バージル「相変わらず飲み込みが早くて助かる。」
ネジ「お前は全く魔力を消耗していないだろう? 俺はチャクラを消耗している。お前の域には到底及ばない。」
バージル「それは当然だ。伝説の悪魔と呼ばれた者の息子と同じことを人間がやろうとすれば相応の代償は必要だ。人の姿でありながらお前は良くやっていると思うぞ。」
ネジ「……褒められているのか?」
バージル「ああ、ありがたく受け取っておけ。今日は終わりだ。」
6日目、体術を仕込まれた。バージルはベオウルフという籠手具足で体現したが俺は手足にチャクラを集中させることで代用した。基本的な突きや蹴りから特殊スキルまで叩き込まれた。

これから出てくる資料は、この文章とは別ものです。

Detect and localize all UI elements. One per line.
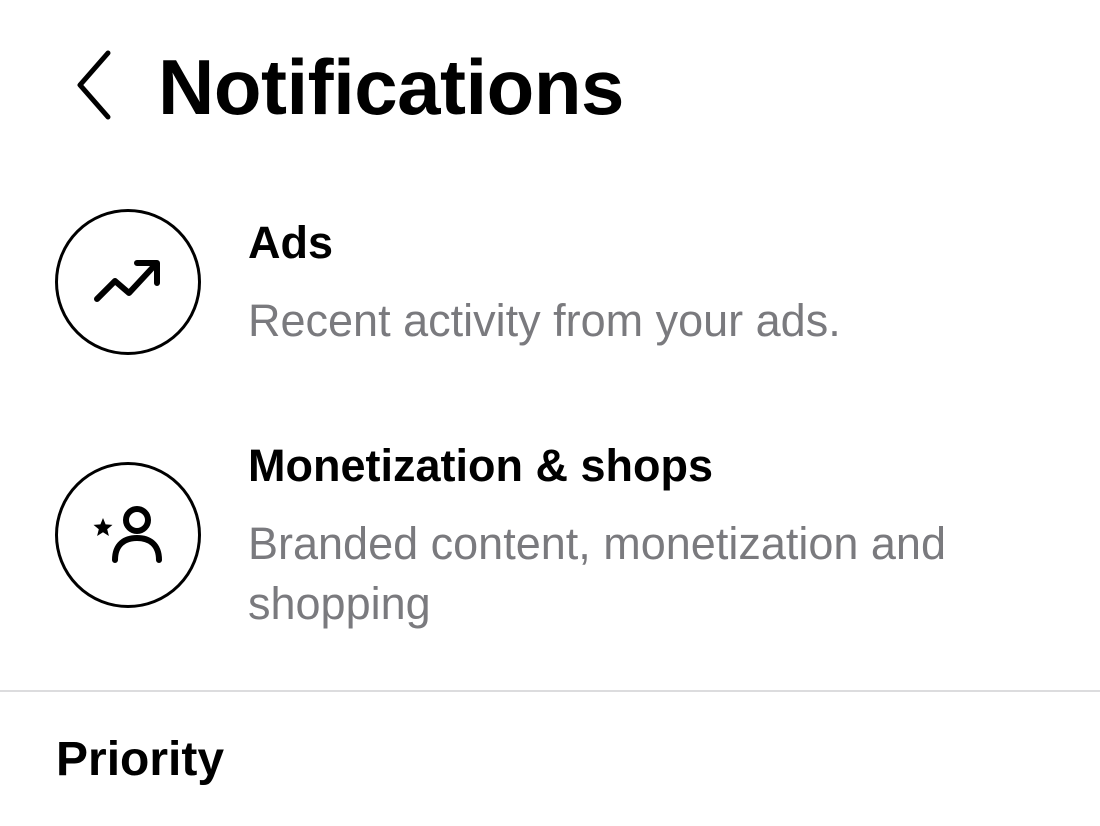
star-person-icon bbox=[93, 506, 162, 563]
ads-title: Ads bbox=[248, 217, 334, 268]
back-button[interactable] bbox=[60, 40, 130, 130]
chevron-left-icon bbox=[77, 50, 111, 120]
monetization-icon-container bbox=[55, 462, 201, 608]
page-title: Notifications bbox=[158, 43, 624, 131]
list-item-ads[interactable]: Ads Recent activity from your ads. bbox=[0, 195, 1100, 385]
ads-icon-container bbox=[55, 209, 201, 355]
monetization-title: Monetization & shops bbox=[248, 440, 713, 491]
header: Notifications bbox=[0, 0, 1100, 175]
monetization-description: Branded content, monetization and shoppi… bbox=[248, 518, 946, 629]
divider bbox=[0, 690, 1100, 692]
trending-up-icon bbox=[94, 260, 160, 302]
list-item-monetization[interactable]: Monetization & shops Branded content, mo… bbox=[0, 430, 1100, 650]
priority-section-title: Priority bbox=[56, 733, 225, 786]
ads-description: Recent activity from your ads. bbox=[248, 295, 841, 346]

中でも目を引いたのが『流星脚』という空中からいきなり凄い速度で放たれる飛び蹴りと『エネミーステップ』という標的を踏み台にしてジャンプするスキルだった。『流星脚』自体が凄い威力だが『エネミーステップ』により延々と強力な攻撃を繰り返す光景に驚愕した。おかげで山がひとつ消失した。以前に火影様がやってくるきっかけとなった技『ヘルオンアース』を俺も何度も試したせいでもあるが。だが実戦で使えるまでにはコツを掴めた。バージルが言っていた通りチャクラ操作は俺の方が優れているらしく、チャクラの集中にかかる時間は俺の方が短いのでそれなりに消耗はするだろうが左右の手で連続でヘルオンアースを放てるまでに至った。後で火影様に叱られた。宗家の者の機嫌を損ねるよりかはマシだった。7日目、ついに実戦形式の訓練に入った。今まで教えた全てを駆使して倒しに来いというのがバージルが告げたひと言だった。
チャクラ砲はガンダムWのツインバスターライフルみたいものだと解釈していただけると
幸いです。応用すればローリングバスターライフルみたいなことも出来ます。